Now we ask you, brothers and sisters, to acknowledge those who work hard among you, who care for you in the Lord and who admonish you. Hold them in the highest regard in love because of their work. Live in peace with each other. And we urge you, brothers and sisters, warn those who are idle and disruptive, encourage the disheartened, help the weak, be patient with everyone. Make sure that nobody pays back wrong for wrong, but always strive to do what is good for each other and for everyone else.
Rejoice always, pray continually, give thanks in all circumstances; for this is God's will for you in Christ Jesus.
Do not put out the Spirit's fire. Do not treat prophecies with contempt but test them all; hold on to what is good, reject whatever is harmful.
May God himself, the God of peace, sanctify you through and through. May your whole spirit, soul and body be kept blameless at the coming of our Lord Jesus Christ. The one who calls you is faithful, and he will do it.                                                       [1 Thessalonians 5:8-24]

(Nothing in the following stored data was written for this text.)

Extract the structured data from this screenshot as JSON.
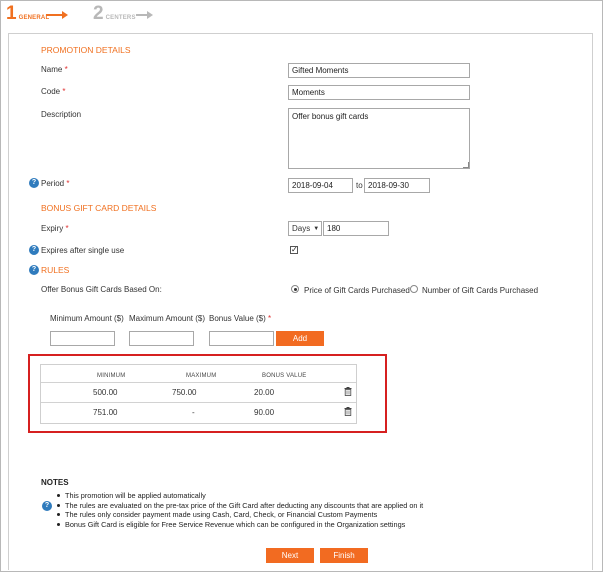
{
  "steps": [
    {
      "number": "1",
      "label": "GENERAL"
    },
    {
      "number": "2",
      "label": "CENTERS"
    }
  ],
  "promotion_details": {
    "heading": "PROMOTION DETAILS",
    "name_label": "Name",
    "name_value": "Gifted Moments",
    "code_label": "Code",
    "code_value": "Moments",
    "description_label": "Description",
    "description_value": "Offer bonus gift cards",
    "period_label": "Period",
    "period_from": "2018-09-04",
    "period_to_label": "to",
    "period_to": "2018-09-30",
    "required_mark": "*",
    "help_icon": "?"
  },
  "bonus_details": {
    "heading": "BONUS GIFT CARD DETAILS",
    "expiry_label": "Expiry",
    "expiry_unit": "Days",
    "expiry_value": "180",
    "expires_single_use_label": "Expires after single use",
    "expires_single_use_checked": true
  },
  "rules": {
    "heading": "RULES",
    "based_on_label": "Offer Bonus Gift Cards Based On:",
    "option_price": "Price of Gift Cards Purchased",
    "option_number": "Number of Gift Cards Purchased",
    "selected": "price",
    "min_label": "Minimum Amount ($)",
    "max_label": "Maximum Amount ($)",
    "bonus_label": "Bonus Value ($)",
    "add_button": "Add",
    "table": {
      "headers": [
        "MINIMUM",
        "MAXIMUM",
        "BONUS VALUE"
      ],
      "rows": [
        {
          "minimum": "500.00",
          "maximum": "750.00",
          "bonus": "20.00"
        },
        {
          "minimum": "751.00",
          "maximum": "-",
          "bonus": "90.00"
        }
      ]
    }
  },
  "notes": {
    "title": "NOTES",
    "items": [
      "This promotion will be applied automatically",
      "The rules are evaluated on the pre-tax price of the Gift Card after deducting any discounts that are applied on it",
      "The rules only consider payment made using Cash, Card, Check, or Financial Custom Payments",
      "Bonus Gift Card is eligible for Free Service Revenue which can be configured in the Organization settings"
    ]
  },
  "footer": {
    "next_button": "Next",
    "finish_button": "Finish"
  },
  "colors": {
    "accent": "#f26b21",
    "help": "#2f7bbd",
    "highlight": "#d62020"
  }
}
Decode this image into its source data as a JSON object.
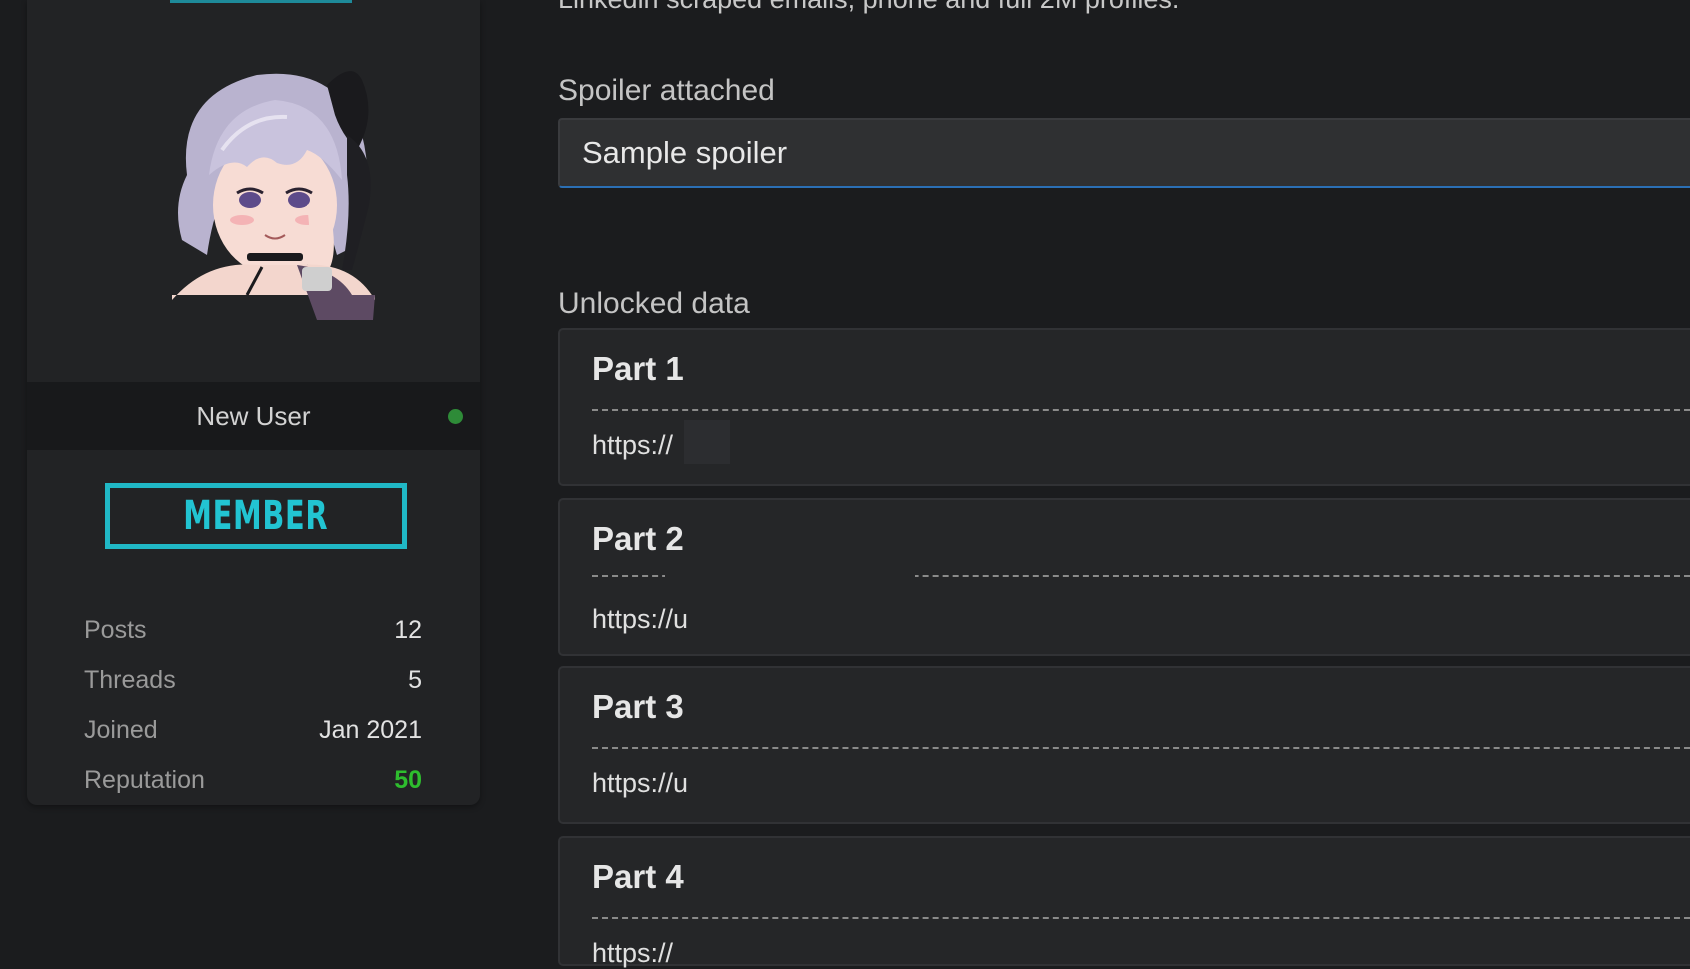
{
  "intro": {
    "text": "Linkedin scraped emails, phone and full 2M profiles."
  },
  "user": {
    "name": "New User",
    "rank": "MEMBER",
    "online_color": "#2e8b38",
    "stats": [
      {
        "label": "Posts",
        "value": "12"
      },
      {
        "label": "Threads",
        "value": "5"
      },
      {
        "label": "Joined",
        "value": "Jan 2021"
      },
      {
        "label": "Reputation",
        "value": "50"
      }
    ]
  },
  "spoiler": {
    "label": "Spoiler attached",
    "title": "Sample spoiler"
  },
  "unlocked": {
    "label": "Unlocked data",
    "parts": [
      {
        "title": "Part 1",
        "link": "https://"
      },
      {
        "title": "Part 2",
        "link": "https://u"
      },
      {
        "title": "Part 3",
        "link": "https://u"
      },
      {
        "title": "Part 4",
        "link": "https://"
      }
    ]
  },
  "colors": {
    "rank_accent": "#22c4d2",
    "reputation": "#2ebd2e",
    "spoiler_focus": "#2b6fb4"
  }
}
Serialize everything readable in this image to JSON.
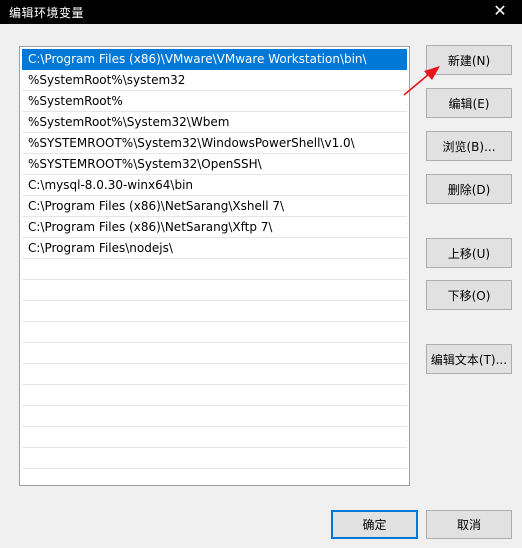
{
  "window": {
    "title": "编辑环境变量",
    "close_glyph": "✕"
  },
  "list": {
    "items": [
      "C:\\Program Files (x86)\\VMware\\VMware Workstation\\bin\\",
      "%SystemRoot%\\system32",
      "%SystemRoot%",
      "%SystemRoot%\\System32\\Wbem",
      "%SYSTEMROOT%\\System32\\WindowsPowerShell\\v1.0\\",
      "%SYSTEMROOT%\\System32\\OpenSSH\\",
      "C:\\mysql-8.0.30-winx64\\bin",
      "C:\\Program Files (x86)\\NetSarang\\Xshell 7\\",
      "C:\\Program Files (x86)\\NetSarang\\Xftp 7\\",
      "C:\\Program Files\\nodejs\\"
    ],
    "selected_index": 0,
    "total_rows": 21
  },
  "buttons": {
    "new": "新建(N)",
    "edit": "编辑(E)",
    "browse": "浏览(B)...",
    "delete": "删除(D)",
    "move_up": "上移(U)",
    "move_down": "下移(O)",
    "edit_text": "编辑文本(T)...",
    "ok": "确定",
    "cancel": "取消"
  },
  "colors": {
    "selection": "#0078d7",
    "annotation_arrow": "#e8131b"
  }
}
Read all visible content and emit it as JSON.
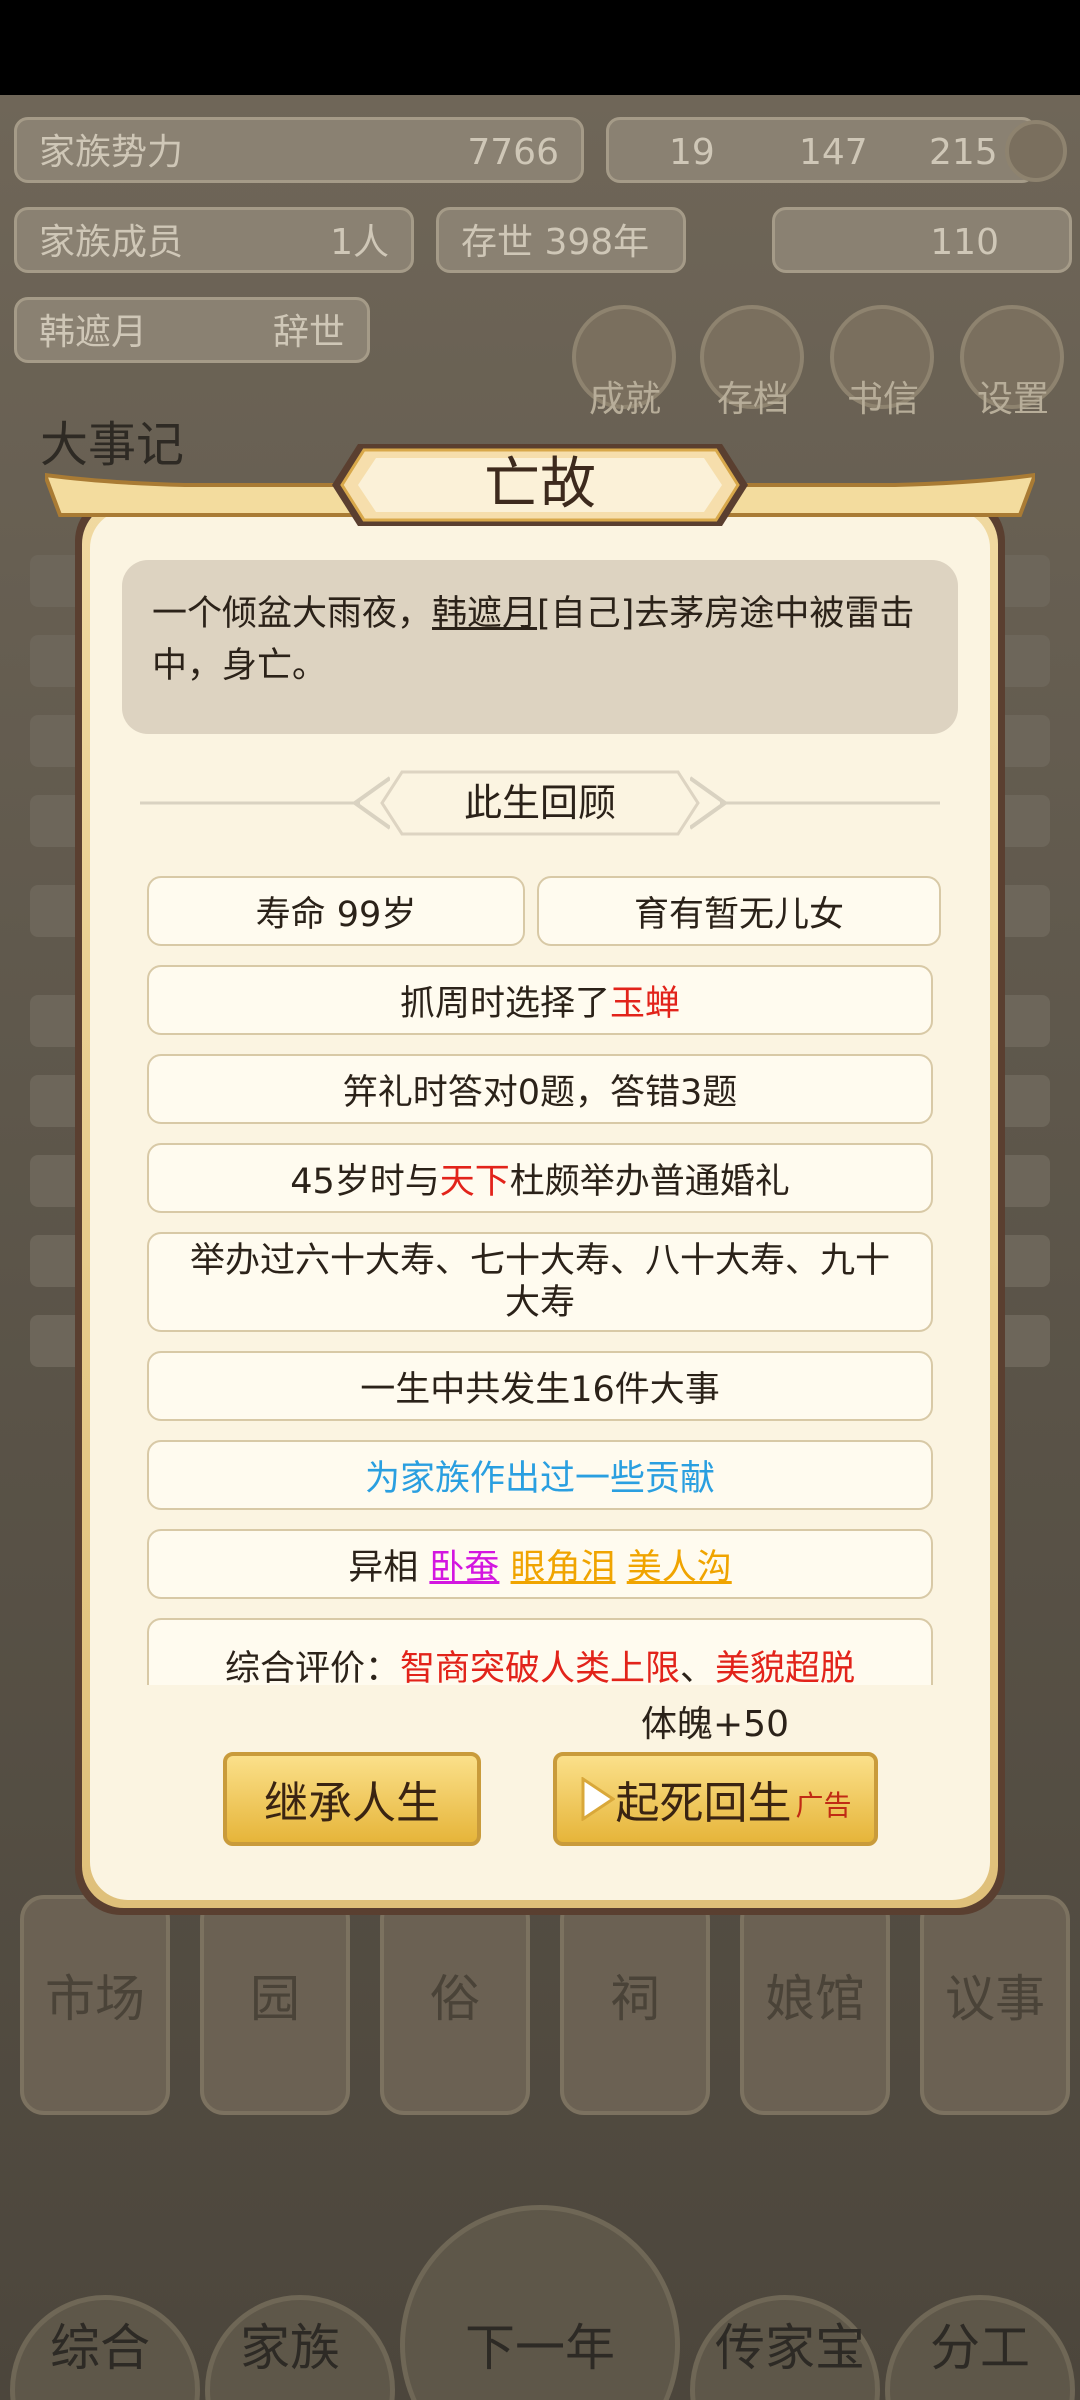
{
  "status": {
    "family_power_label": "家族势力",
    "family_power_value": "7766",
    "family_members_label": "家族成员",
    "family_members_value": "1人",
    "existence": "存世 398年",
    "person_name": "韩遮月",
    "person_status": "辞世",
    "res_a": "19",
    "res_b": "147",
    "res_c": "215",
    "gold": "110"
  },
  "menu": [
    "成就",
    "存档",
    "书信",
    "设置"
  ],
  "events_header": "大事记",
  "buildings": [
    "市场",
    "园",
    "俗",
    "祠",
    "娘馆",
    "议事"
  ],
  "nav": [
    "综合",
    "家族",
    "下一年",
    "传家宝",
    "分工"
  ],
  "dialog": {
    "title": "亡故",
    "desc_before": "一个倾盆大雨夜，",
    "desc_name": "韩遮月",
    "desc_after": "[自己]去茅房途中被雷击中，身亡。",
    "section_title": "此生回顾",
    "lifespan": "寿命 99岁",
    "children": "育有暂无儿女",
    "zhuazhou_before": "抓周时选择了",
    "zhuazhou_item": "玉蝉",
    "quiz": "笄礼时答对0题，答错3题",
    "wedding_age": "45岁时与",
    "wedding_place": "天下",
    "wedding_after": "杜颇举办普通婚礼",
    "birthdays": "举办过六十大寿、七十大寿、八十大寿、九十大寿",
    "events": "一生中共发生16件大事",
    "contribution": "为家族作出过一些贡献",
    "traits_label": "异相",
    "trait_1": "卧蚕",
    "trait_2": "眼角泪",
    "trait_3": "美人沟",
    "eval_label": "综合评价：",
    "eval_1": "智商突破人类上限",
    "eval_sep": "、",
    "eval_2": "美貌超脱",
    "bonus": "体魄+50",
    "inherit_button": "继承人生",
    "revive_button": "起死回生",
    "ad_tag": "广告"
  },
  "colors": {
    "accent_red": "#e2231a",
    "accent_blue": "#2a9fe0",
    "accent_magenta": "#d316e0",
    "accent_orange": "#f0a400",
    "button_gold": "#e6b53a"
  }
}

So with this on my heart and mind recently, I have been working toward praying continually. How sweet it is to be in communion with God, and why would I not desire to experience this constantly?

Please join with me in this journey of praying with greater frequency and with greater fervor and boldness. I am praying for growth in my faith, and so I am praying for bigger and bolder things, and I am working on trusting God fully to answer these prayers when they are prayed in accordance with His will.

Join with me in praying for those who do not have the voice or the will to pray for themselves.